When Stephanie Chai looks at urban
spaces, she not only sees what they are but also what they could be. An urban
and rural planner by trade, she's been involved in re-imagining spaces in the
Edmonton region both professionally and as a volunteer since 2013, when she
moved back to the city after finishing a master’s degree at Dalhousie
University in Halifax and working overseas in Trinidad. Through re-visioning
projects, she’s helping to build vibrancy in neigbourhoods and communities.
“When I came back to Edmonton, I wanted to rediscover and know the city in a different way than when I grew up here,” she says. “I saw a lot of change happening and momentum building, and I wanted to contribute to it.”
Stephanie has invited me and community researcher Crys Vanier into her home to talk about her community building work with organizations like the Local Good, Media Architecture Design Edmonton (MADE)’s Urban Interventions Committee, and the City of Edmonton Community Services Advisory Board. Her home is on the 14th floor of the Fox One condo tower in the downtown core. Right away, I’m struck by the perfect vantage point on urban space that the view from her living room gives her. It’s dark outside, and the buildings below are lit up brightly. The new Rogers Place arena shines like a silver spaceship.
Stephanie points out Vinci Park 103 parkade a couple of blocks away. It was the site of one of the first volunteer projects she took on with Blink, a group of Edmonton friends who are passionate about “capturing the city’s potential.” Supported by Awesome Edmonton and working with MADE, they reused a piece of #makescape—a system of grass tiles—to transform the space into a pop-up garden party in August 2013. The Parkade Party was a fundraiser for the Boyle Street Community Services’ Downtown Proud, a program for keeping the city core clean. It not only included food and carnival games but also a screening of the iconic ‘50s musical Grease and dance lessons from E-Town Salsa and the Sugar Swing Dance Club.
“There was incredible support from the community,” Stephanie says, “with about 400 attendees and lots of money raised.”
“We wanted to show participants and passersby that our streets are urban spaces with so much opportunity.”
Even closer to home, Stephanie helped turn the narrow gap beside her condo tower and the Japanese Village restaurant next door—a forgotten space in the urban fabric—into the Secret Alley Gallery, the scene of a one-day art installation called Eyes on the Street.
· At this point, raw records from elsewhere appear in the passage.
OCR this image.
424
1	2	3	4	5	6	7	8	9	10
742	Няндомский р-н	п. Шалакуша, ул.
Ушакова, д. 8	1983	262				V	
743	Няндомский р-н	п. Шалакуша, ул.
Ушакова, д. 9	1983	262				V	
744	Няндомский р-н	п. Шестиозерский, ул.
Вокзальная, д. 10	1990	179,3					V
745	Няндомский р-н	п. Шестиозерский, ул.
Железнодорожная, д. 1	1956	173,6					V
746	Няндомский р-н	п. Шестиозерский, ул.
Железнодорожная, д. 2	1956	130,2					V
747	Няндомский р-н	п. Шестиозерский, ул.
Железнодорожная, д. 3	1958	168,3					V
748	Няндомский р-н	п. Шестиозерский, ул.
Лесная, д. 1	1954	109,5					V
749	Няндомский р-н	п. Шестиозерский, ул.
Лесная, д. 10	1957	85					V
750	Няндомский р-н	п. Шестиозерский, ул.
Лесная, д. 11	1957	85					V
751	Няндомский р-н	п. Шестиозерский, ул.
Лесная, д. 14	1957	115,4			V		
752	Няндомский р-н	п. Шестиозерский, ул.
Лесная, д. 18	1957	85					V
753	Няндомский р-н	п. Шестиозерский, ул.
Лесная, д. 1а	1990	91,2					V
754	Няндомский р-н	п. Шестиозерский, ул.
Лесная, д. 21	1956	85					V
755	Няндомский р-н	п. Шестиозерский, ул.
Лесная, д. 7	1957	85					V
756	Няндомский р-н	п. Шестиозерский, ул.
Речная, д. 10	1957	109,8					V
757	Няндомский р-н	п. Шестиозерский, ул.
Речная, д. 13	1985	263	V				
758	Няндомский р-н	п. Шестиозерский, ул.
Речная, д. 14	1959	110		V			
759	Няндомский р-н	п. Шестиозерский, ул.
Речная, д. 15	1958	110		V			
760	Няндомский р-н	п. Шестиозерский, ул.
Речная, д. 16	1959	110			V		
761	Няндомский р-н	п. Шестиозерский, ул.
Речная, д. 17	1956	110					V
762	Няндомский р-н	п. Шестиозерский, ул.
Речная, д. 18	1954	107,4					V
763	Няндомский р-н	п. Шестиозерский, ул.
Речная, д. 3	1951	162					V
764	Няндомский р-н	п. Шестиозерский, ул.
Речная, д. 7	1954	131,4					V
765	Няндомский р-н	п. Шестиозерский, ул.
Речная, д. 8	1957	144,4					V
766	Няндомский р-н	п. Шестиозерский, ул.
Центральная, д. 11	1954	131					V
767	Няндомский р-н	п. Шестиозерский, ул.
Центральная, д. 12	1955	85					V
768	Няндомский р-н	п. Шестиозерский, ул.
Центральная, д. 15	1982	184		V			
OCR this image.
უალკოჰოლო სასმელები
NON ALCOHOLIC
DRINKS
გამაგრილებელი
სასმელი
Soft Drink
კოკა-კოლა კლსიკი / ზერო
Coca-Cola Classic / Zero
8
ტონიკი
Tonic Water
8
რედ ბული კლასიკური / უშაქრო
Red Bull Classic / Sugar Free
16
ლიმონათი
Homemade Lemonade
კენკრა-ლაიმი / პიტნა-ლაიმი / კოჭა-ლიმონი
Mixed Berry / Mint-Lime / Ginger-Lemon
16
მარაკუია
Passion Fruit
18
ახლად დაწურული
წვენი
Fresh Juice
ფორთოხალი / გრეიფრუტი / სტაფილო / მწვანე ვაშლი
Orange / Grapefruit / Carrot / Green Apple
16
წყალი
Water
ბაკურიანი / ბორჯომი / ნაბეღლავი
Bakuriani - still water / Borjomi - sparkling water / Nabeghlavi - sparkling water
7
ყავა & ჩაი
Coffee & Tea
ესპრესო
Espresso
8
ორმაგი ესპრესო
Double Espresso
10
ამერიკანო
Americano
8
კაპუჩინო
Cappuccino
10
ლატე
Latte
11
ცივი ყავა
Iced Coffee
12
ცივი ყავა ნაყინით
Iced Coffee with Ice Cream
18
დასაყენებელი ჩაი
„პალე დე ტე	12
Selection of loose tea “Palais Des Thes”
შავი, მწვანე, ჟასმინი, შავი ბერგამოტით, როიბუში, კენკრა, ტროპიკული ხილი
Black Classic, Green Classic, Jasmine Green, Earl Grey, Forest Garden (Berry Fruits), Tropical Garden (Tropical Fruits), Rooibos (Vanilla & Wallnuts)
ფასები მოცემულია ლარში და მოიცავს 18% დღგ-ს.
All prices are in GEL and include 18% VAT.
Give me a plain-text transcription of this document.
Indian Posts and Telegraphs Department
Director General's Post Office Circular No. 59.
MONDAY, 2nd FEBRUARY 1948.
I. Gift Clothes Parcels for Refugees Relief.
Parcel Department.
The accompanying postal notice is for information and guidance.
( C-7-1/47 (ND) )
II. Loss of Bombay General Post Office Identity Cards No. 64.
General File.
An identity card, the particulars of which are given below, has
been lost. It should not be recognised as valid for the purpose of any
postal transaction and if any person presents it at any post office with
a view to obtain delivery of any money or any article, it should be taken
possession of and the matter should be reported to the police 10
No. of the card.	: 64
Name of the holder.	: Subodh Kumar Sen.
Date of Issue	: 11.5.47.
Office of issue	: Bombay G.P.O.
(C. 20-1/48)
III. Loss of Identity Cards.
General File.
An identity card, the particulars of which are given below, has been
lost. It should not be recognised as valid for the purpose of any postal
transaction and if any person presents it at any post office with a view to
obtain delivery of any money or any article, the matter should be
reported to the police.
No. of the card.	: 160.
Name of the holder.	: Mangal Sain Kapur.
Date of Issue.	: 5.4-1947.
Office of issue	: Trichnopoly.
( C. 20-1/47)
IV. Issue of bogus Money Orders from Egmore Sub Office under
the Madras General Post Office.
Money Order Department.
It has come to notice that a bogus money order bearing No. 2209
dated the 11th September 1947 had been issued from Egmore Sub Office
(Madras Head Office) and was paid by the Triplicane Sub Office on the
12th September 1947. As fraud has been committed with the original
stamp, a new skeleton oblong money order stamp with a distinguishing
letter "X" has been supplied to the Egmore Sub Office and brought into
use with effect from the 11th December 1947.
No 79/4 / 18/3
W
The four-foot-wide pop-up gallery featured 21 pieces complete with lighting and drew over 600 viewers who could accidentally discover the artwork while browsing the stalls of the nearby downtown farmer’s market. In staging the art show, Stephanie and the three other gallery co-founders hoped to get people talking about how to make the best use of urban space.
“The gallery was a whimsical, fun approach to helping people enjoy these spaces,” Stephanie says. “If more people have their eyes on the street, it improves safety and vibrancy for everyone.”
When asked how to create vibrancy, Stephanie says that collaboration is key. “I thrive on collaborating,” she says. “I think there’s so much value in it. What I like most is connecting good people and starting the conversation.”
Part of the conversation is finding out what is possible in a community and whether people are ready to change their perceptions of a space. Resistance to change is often an opportunity to learn from other peoples’ views. And overcoming resistance sometimes means you have to “kill them with kindness,” Stephanie says. Allowing people to play and demonstrating how the space can be re-imagined also helps. An example is Streetmix Live!, a temporary installation of an online tool for visualizing street designs that she staged with MADE and Paths for People to help people re-imagine 104 Street. The installation included life-size replicas of trees, bike paths, sidewalks, and traffic that people could move around and remix to see how urban design decisions can affect a community.
“We wanted to show participants and passersby that our streets are urban spaces with so much opportunity,” Stephanie says.
What tips does she have for other people who want to do small-scale community design projects? Stephanie says that it’s important to push through tough spots like securing funding, getting critical community support, and finding pockets in your volunteers’ schedules. Once you overcome these challenges, “things can be amazing.” She also advises would-be re-visionaries to make sure they involve the right people in their projects, look for creative approaches to solving problems, persist—like a broken record—and include vibrancy in the conversation.
“Vibrancy is more about the community than the scale or form of a project. It’s the connection you have with other people,” she says.
As we gather up our notebooks and papers, Crys and I take a last look at the brilliant, sparkling view from Stephanie’s window. I’m a wordsmith and not at all visual, but I know I’ll never see a rooftop parkade, a narrow alley, or even my own street the same way again.